Empire of Sin is aiming to inherit that position. It will launch in Spring 2020 on Switch, PS4, Xbox, PC and Mac with a mix of gang management simulation and turn-based tactical combat. In an E3 demo, the team from Romero Games played as Al Capone, who dons a pin-striped grey suit, chomps on a fat cigar and brandishes tommy guns in both hands. He lands in Chicago's Little Italy with its moody streets and jazz-infused speakeasies.
"Most people know Capone as the 1930s big-shot mobster where he's already created his empire," said Ian O'Neill, associate game designer at Romero Games. "Very few people know the 1920s 'Hey I just arrived in Chicago, I don't have anything, I need to establish myself' Capone."

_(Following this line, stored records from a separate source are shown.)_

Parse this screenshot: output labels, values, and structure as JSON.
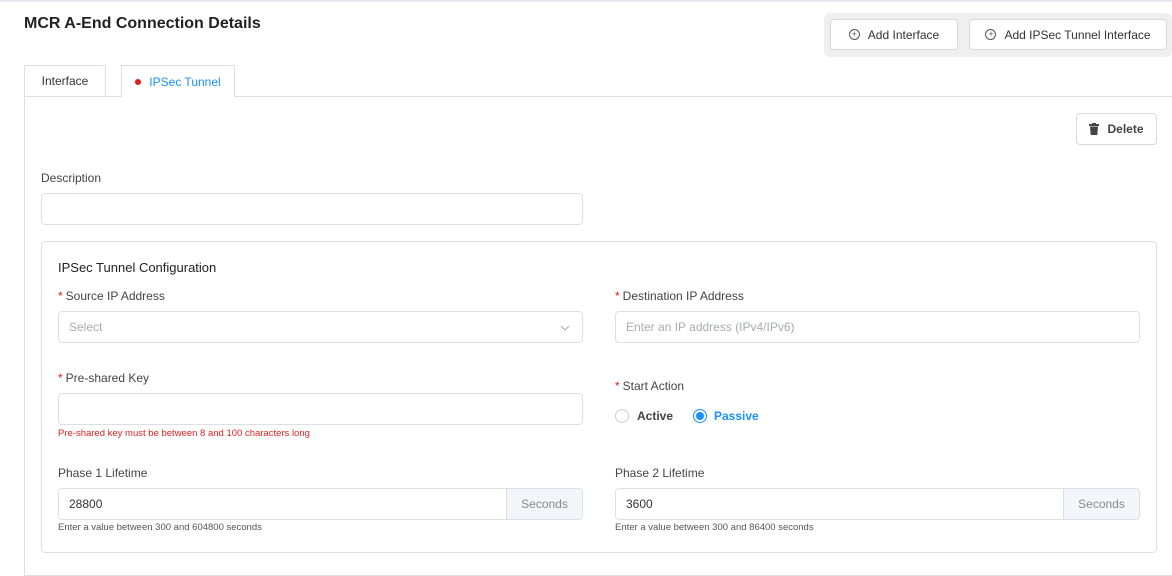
{
  "header": {
    "title": "MCR A-End Connection Details",
    "add_interface": "Add Interface",
    "add_ipsec": "Add IPSec Tunnel Interface"
  },
  "tabs": [
    {
      "label": "Interface",
      "active": false
    },
    {
      "label": "IPSec Tunnel",
      "active": true,
      "error_dot": true
    }
  ],
  "actions": {
    "delete": "Delete"
  },
  "description": {
    "label": "Description",
    "value": ""
  },
  "config": {
    "title": "IPSec Tunnel Configuration",
    "source_ip": {
      "label": "Source IP Address",
      "placeholder": "Select"
    },
    "dest_ip": {
      "label": "Destination IP Address",
      "placeholder": "Enter an IP address (IPv4/IPv6)"
    },
    "psk": {
      "label": "Pre-shared Key",
      "value": "",
      "error": "Pre-shared key must be between 8 and 100 characters long"
    },
    "start_action": {
      "label": "Start Action",
      "options": [
        "Active",
        "Passive"
      ],
      "selected": "Passive"
    },
    "phase1": {
      "label": "Phase 1 Lifetime",
      "value": "28800",
      "unit": "Seconds",
      "hint": "Enter a value between 300 and 604800 seconds"
    },
    "phase2": {
      "label": "Phase 2 Lifetime",
      "value": "3600",
      "unit": "Seconds",
      "hint": "Enter a value between 300 and 86400 seconds"
    }
  },
  "colors": {
    "accent": "#1890ff",
    "error": "#e02020"
  }
}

There are six rackets to run, from casinos to brothels, and sometimes they have to be taken over by force. Fighting works similarly to XCOM -- you move teammates around a grid, finding cover and spending action points judiciously. Incapacitated enemies can be "executed" which cues a brutal animation with blood coating the player's camera -- perhaps unsurprising when the creator of the original, gory Doom, John Romero, is on the team.

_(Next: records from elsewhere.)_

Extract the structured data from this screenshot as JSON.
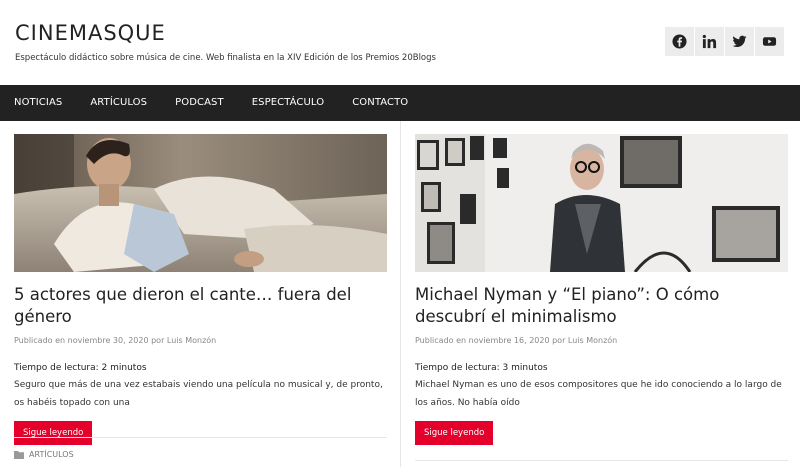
{
  "site": {
    "title": "CINEMASQUE",
    "description": "Espectáculo didáctico sobre música de cine. Web finalista en la XIV Edición de los Premios 20Blogs"
  },
  "social": [
    {
      "icon": "facebook-icon"
    },
    {
      "icon": "linkedin-icon"
    },
    {
      "icon": "twitter-icon"
    },
    {
      "icon": "youtube-icon"
    }
  ],
  "nav": [
    {
      "label": "NOTICIAS"
    },
    {
      "label": "ARTÍCULOS"
    },
    {
      "label": "PODCAST"
    },
    {
      "label": "ESPECTÁCULO"
    },
    {
      "label": "CONTACTO"
    }
  ],
  "posts": [
    {
      "title": "5 actores que dieron el cante… fuera del género",
      "meta": "Publicado en noviembre 30, 2020 por Luis Monzón",
      "read_time": "Tiempo de lectura: 2 minutos",
      "excerpt": "Seguro que más de una vez estabais viendo una película no musical y, de pronto, os habéis topado con una",
      "button": "Sigue leyendo",
      "category": "ARTÍCULOS"
    },
    {
      "title": "Michael Nyman y “El piano”: O cómo descubrí el minimalismo",
      "meta": "Publicado en noviembre 16, 2020 por Luis Monzón",
      "read_time": "Tiempo de lectura: 3 minutos",
      "excerpt": "Michael Nyman es uno de esos compositores que he ido conociendo a lo largo de los años. No había oído",
      "button": "Sigue leyendo"
    }
  ],
  "colors": {
    "nav_bg": "#222222",
    "accent": "#e4002b",
    "social_bg": "#ececec"
  }
}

You can recruit up to 16 teammates -- as lieutenants, soldiers, or an underboss -- from a world of 60 characters. In each playthrough, they'll have randomized relationships with each other as potential friends, enemies or lovers. That could affect how easily they can be recruited; if sent to fight their significant other they might refuse.

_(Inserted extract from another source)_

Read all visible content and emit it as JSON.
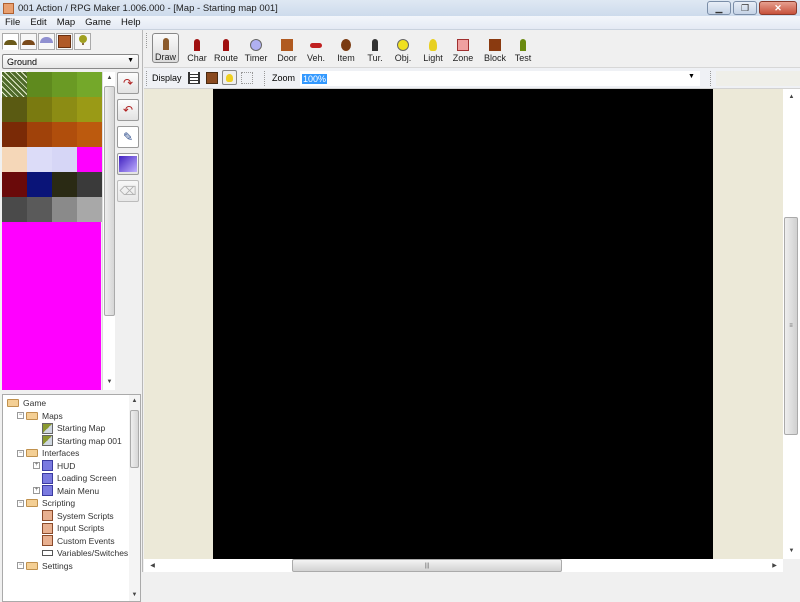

Another game element is the "sit-down," which is essentially how diplomacy is conducted between gang heads. In this demo, it mostly consisted of choosing basic dialogue options resulting in a deal or a back alley shoot-out.
Empire of Sin is not a story-driven game. While there are small missions, your only real goal is to take over Chicago's various neighborhoods. Even the longest playthroughs won't last longer than 10 hours. There are 14 characters to play as and half of them are historical figures like Stephanie St. Clair and Dean O'Banion.
Brenda Romero is the lead game designer on Empire of Sin, though she wasn't at the E3 demo. "She's wanted to make this game for 20 years," said John Romero, her husband and the iconic co-founder of id Software. "What I bring is game development knowledge ... but it's basically however Brenda wants the game."